한빛사논문
Ji-Hyun Ma,a,1 Eunju Lee,b,1 Sung-Hyun Yoon,b,1 Hyehyun Min,a,1 Jae Hwan Oh,a Inhwa Hwang,b Yejin Sung,c Ju Hee Ryu,c Jinwoong Bok,a* and Je-Wook Yub*
aDepartment of Anatomy, Brain Korea 21 Project for Medical Science, Severance Biomedical Science Institute, Yonsei University College of Medicine, Seoul 03722, Republic of Korea
bDepartment of Microbiology and Immunology, Institute for Immunology and Immunological Diseases, Brain Korea 21 Project for Medical Science, Yonsei University College of Medicine, Seoul 03722, Republic of Korea
cTheragnosis Research Center, Biomedical Research Division, Korea Institute of Science and Technology (KIST), Seoul, Republic of Korea
*Corresponding author
1These authors equally contributed to this paper.
Abstract
Background
Cryopyrin-associated periodic syndrome (CAPS) is an inherited autoinflammatory disease caused by a gain-of-function mutation in NLRP3. Although CAPS patients frequently suffer from sensorineural hearing loss, it remains unclear whether CAPS-associated mutation in NLRP3 is associated with the progression of hearing loss.
Methods
We generated a mice with conditional expression of CAPS-associated NLRP3 mutant (D301N) in cochlea-resident CX3CR1 macrophages and examined the susceptibility of CAPS mice to inflammation-mediated hearing loss in a local and systemic inflammation context.
Findings
Upon lipopolysaccharide (LPS) injection into middle ear cavity, NLRP3 mutant mice exhibited severe cochlear inflammation, inflammasome activation and hearing loss.
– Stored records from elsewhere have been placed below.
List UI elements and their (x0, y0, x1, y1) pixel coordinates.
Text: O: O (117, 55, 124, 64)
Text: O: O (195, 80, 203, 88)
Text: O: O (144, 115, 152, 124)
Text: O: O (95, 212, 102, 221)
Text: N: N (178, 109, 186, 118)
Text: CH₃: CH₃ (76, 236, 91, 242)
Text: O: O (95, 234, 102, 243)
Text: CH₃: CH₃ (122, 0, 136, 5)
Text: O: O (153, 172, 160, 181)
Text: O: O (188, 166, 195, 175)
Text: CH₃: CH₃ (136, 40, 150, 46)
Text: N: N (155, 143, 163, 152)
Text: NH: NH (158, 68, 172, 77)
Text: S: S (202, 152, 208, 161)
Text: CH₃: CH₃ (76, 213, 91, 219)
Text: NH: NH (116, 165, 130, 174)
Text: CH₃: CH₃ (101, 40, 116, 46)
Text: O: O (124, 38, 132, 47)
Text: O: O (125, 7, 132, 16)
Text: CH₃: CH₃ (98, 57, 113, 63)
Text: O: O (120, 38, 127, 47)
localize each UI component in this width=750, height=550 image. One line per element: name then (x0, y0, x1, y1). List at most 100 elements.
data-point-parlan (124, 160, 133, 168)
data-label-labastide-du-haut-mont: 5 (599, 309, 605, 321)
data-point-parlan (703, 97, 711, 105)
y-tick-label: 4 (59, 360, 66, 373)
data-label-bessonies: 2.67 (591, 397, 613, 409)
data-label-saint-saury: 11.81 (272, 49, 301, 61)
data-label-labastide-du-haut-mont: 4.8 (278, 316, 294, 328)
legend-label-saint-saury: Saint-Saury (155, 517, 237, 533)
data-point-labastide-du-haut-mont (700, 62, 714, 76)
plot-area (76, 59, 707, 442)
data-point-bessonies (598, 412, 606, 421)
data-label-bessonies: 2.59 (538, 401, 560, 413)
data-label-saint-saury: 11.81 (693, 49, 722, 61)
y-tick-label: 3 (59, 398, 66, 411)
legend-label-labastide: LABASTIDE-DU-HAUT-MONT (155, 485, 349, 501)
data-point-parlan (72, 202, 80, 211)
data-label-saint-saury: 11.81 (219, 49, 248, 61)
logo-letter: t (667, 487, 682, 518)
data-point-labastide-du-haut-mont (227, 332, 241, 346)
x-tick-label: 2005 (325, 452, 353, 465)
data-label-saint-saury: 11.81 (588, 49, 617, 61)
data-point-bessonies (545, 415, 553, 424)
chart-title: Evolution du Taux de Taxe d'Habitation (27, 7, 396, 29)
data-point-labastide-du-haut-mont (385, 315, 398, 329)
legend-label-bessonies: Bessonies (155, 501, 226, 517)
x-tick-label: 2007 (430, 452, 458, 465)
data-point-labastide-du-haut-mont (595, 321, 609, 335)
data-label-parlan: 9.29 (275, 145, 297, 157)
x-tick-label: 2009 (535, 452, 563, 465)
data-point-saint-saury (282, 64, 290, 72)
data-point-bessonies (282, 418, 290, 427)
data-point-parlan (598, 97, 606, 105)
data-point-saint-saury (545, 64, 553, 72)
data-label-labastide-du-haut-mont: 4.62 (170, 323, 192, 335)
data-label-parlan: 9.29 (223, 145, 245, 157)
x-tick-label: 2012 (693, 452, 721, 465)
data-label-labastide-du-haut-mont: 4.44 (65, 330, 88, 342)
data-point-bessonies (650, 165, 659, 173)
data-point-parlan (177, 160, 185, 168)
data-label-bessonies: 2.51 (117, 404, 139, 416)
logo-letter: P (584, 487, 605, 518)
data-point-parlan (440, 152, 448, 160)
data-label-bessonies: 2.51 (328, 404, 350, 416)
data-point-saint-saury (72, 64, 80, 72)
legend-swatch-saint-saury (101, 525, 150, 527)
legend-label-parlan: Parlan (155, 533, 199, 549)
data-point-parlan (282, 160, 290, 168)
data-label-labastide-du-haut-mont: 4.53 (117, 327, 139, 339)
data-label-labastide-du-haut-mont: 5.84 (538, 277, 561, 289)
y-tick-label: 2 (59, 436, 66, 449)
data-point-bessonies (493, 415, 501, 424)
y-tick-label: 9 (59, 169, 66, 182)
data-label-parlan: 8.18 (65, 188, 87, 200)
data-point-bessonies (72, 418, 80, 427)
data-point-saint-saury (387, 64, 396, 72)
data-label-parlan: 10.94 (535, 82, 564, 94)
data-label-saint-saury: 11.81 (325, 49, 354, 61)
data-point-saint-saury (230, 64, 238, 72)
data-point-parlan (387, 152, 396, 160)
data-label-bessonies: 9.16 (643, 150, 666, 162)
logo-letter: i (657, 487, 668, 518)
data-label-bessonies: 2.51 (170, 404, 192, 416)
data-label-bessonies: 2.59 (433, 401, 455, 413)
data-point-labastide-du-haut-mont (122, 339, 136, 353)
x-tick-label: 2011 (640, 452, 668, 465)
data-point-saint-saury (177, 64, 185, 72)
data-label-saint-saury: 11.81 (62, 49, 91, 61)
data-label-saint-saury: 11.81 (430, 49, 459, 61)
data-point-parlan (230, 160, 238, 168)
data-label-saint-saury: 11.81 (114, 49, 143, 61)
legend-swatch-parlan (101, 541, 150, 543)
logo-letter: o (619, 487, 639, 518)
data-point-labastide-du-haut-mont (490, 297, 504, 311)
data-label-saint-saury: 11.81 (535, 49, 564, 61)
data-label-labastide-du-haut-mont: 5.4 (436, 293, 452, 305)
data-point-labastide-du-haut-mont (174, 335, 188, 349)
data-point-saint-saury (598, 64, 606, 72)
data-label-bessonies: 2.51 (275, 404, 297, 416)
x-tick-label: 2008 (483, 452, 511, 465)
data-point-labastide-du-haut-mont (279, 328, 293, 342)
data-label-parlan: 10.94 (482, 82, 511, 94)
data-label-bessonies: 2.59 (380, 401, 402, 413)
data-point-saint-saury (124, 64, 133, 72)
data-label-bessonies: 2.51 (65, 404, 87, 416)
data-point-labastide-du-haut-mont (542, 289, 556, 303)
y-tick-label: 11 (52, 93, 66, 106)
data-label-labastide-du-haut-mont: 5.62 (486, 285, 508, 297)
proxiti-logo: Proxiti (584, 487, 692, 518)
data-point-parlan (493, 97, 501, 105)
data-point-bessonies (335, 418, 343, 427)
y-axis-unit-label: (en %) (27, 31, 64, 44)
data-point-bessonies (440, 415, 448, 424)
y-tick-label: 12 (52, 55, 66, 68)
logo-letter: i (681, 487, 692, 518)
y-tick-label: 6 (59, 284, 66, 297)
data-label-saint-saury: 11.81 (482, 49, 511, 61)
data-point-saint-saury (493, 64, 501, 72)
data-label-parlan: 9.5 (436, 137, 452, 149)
However, this middle ear injection model induced a considerable hearing loss in control mice and inevitably caused an inflammation-independent hearing loss possibly due to ear tissue damages by injection procedure. Subsequently, we optimized a systemic LPS injection model, which induced a significant hearing loss in NLRP3 mutant mice but not in control mice. Peripheral inflammation induced by a repetitive low dose of LPS injection caused a blood-labyrinth barrier disruption, macrophage infiltration into cochlea and cochlear inflammasome activation in an NLRP3-dependent manner. Interestingly, both cochlea-infiltrating and -resident macrophages contribute to peripheral inflammation-mediated hearing loss of CAPS mice. Furthermore, NLRP3-specific inhibitor, MCC950, as well as an interleukin-1 receptor antagonist significantly alleviated systemic LPS-induced hearing loss and inflammatory phenotypes in NLRP3 mutant mice.
Interpretation
Our findings reveal that CAPS-associated NLRP3 mutation is critical for peripheral inflammation-induced hearing loss in our CAPS mice model, and an NLRP3-specific inhibitor can be used to treat inflammation-mediated sensorineural hearing loss.